Deep Learning initialization Xavier He

Where you start matters

Before training, every weight needs a starting value. That choice sounds trivial — but get it wrong and the network never trains at all.

All zeros symmetry

Every neuron computes the same thing and gets the same gradient — they stay identical forever. The network can't learn.

Too large explode

Activations grow layer by layer until they saturate or blow up. Gradients explode.

Too small vanish

Activations shrink toward zero through the layers. Gradients vanish and learning stalls.

See variance across layers

Track the spread of activations through a deep stack: too-small fades out, too-large blows up, but a good init keeps it steady.

The principled fixes

Xavier / Glorot var = 1/n

Scale weights by the layer's fan-in (and fan-out).
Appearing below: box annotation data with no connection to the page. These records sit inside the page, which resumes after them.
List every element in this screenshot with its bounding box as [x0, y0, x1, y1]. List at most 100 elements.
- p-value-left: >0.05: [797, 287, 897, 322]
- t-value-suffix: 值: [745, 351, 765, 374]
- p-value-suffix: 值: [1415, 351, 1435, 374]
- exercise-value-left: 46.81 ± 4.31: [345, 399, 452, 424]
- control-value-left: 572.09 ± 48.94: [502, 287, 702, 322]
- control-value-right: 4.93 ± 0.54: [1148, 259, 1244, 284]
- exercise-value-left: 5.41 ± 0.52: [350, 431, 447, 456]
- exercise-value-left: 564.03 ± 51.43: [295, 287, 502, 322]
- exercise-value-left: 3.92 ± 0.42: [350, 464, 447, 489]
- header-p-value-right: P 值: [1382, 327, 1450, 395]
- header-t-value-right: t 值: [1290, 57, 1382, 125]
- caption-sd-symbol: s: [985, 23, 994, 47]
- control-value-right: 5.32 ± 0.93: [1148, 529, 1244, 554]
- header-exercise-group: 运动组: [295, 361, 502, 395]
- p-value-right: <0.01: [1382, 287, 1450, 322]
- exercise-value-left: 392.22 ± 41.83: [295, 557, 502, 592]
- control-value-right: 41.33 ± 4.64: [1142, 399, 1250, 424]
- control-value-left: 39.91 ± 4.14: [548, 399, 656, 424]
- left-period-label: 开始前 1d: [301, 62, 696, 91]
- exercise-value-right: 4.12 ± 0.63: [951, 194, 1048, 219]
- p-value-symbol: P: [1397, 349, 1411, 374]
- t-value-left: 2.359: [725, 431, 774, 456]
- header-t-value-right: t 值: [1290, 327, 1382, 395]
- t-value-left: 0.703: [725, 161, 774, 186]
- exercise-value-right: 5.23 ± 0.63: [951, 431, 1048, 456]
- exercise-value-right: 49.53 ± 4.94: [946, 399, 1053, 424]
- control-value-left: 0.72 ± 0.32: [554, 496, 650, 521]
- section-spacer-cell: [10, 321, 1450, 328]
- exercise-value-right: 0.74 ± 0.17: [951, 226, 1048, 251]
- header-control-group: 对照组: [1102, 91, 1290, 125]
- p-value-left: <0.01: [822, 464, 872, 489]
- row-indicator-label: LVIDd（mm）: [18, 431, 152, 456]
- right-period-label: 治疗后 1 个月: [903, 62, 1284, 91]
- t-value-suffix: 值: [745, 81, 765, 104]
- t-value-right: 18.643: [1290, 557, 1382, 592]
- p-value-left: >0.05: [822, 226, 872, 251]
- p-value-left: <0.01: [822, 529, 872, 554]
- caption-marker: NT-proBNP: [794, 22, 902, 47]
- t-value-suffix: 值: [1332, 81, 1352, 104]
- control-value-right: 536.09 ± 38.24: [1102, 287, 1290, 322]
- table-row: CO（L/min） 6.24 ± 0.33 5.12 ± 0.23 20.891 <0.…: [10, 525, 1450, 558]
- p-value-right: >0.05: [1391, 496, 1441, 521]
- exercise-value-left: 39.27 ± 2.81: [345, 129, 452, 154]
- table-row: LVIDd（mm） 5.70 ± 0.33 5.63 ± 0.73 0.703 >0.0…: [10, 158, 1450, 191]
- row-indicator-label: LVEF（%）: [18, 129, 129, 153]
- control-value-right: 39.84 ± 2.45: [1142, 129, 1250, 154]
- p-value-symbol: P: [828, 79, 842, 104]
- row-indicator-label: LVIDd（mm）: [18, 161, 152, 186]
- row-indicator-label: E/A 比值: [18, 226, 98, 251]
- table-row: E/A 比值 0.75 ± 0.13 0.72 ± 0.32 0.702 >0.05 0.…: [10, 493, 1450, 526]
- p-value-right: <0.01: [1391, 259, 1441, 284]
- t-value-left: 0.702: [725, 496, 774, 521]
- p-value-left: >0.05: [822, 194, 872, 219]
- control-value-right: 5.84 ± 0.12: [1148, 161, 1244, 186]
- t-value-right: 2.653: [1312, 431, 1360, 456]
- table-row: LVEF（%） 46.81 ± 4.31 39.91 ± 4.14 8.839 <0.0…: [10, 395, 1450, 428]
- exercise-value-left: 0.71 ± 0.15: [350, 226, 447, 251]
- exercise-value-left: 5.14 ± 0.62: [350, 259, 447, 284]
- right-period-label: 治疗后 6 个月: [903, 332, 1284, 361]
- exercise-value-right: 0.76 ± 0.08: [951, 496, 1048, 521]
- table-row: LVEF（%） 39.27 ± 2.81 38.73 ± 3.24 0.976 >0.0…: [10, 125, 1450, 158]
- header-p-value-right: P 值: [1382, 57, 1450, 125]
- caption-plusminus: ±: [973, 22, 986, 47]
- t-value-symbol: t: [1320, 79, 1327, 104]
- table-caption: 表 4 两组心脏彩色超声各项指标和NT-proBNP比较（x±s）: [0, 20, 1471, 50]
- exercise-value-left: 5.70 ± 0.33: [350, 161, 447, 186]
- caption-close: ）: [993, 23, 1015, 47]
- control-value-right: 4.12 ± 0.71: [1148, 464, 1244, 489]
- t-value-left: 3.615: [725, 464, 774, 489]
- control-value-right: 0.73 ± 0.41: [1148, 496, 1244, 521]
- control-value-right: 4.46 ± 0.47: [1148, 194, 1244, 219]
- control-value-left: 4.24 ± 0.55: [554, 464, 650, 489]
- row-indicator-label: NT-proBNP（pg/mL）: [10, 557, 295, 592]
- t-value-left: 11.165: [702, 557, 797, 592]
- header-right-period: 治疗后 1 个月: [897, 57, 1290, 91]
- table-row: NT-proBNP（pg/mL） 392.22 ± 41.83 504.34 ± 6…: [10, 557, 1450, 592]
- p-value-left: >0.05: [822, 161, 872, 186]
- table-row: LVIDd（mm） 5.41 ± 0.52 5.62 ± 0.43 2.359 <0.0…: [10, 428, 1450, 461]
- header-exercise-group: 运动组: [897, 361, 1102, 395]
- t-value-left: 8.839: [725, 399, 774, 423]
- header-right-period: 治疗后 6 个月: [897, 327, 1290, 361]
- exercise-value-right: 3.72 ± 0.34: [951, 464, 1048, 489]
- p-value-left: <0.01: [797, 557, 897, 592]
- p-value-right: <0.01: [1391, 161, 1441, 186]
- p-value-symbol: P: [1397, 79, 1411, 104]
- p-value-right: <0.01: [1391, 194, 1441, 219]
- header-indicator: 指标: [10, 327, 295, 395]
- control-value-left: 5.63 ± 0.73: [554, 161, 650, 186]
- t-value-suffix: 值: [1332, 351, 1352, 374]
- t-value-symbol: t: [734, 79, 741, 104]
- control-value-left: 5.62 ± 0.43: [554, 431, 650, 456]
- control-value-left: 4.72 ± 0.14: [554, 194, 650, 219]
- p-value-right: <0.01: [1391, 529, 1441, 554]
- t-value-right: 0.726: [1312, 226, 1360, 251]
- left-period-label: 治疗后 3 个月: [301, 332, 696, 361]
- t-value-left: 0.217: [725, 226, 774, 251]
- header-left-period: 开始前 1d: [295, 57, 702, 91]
Designed for tanh/sigmoid — keeps variance ≈ constant across layers.

He / Kaiming var = 2/n

A bigger scale that accounts for ReLU zeroing out half the activations. The default for ReLU nets.

Small random bias break symmetry

Weights are random (not zero) to break symmetry; biases often start at 0.

The core idea

Choose the random scale so each layer's output variance ≈ its input variance. Then activations neither blow up nor fade as they pass through many layers — and gradients stay healthy.

In practice

Just use the defaults

Frameworks pick a sensible init automatically — He for ReLU layers, Xavier for tanh. Combined with BatchNorm and ReLU, init is far less fragile than it once was — but it still matters for very deep nets.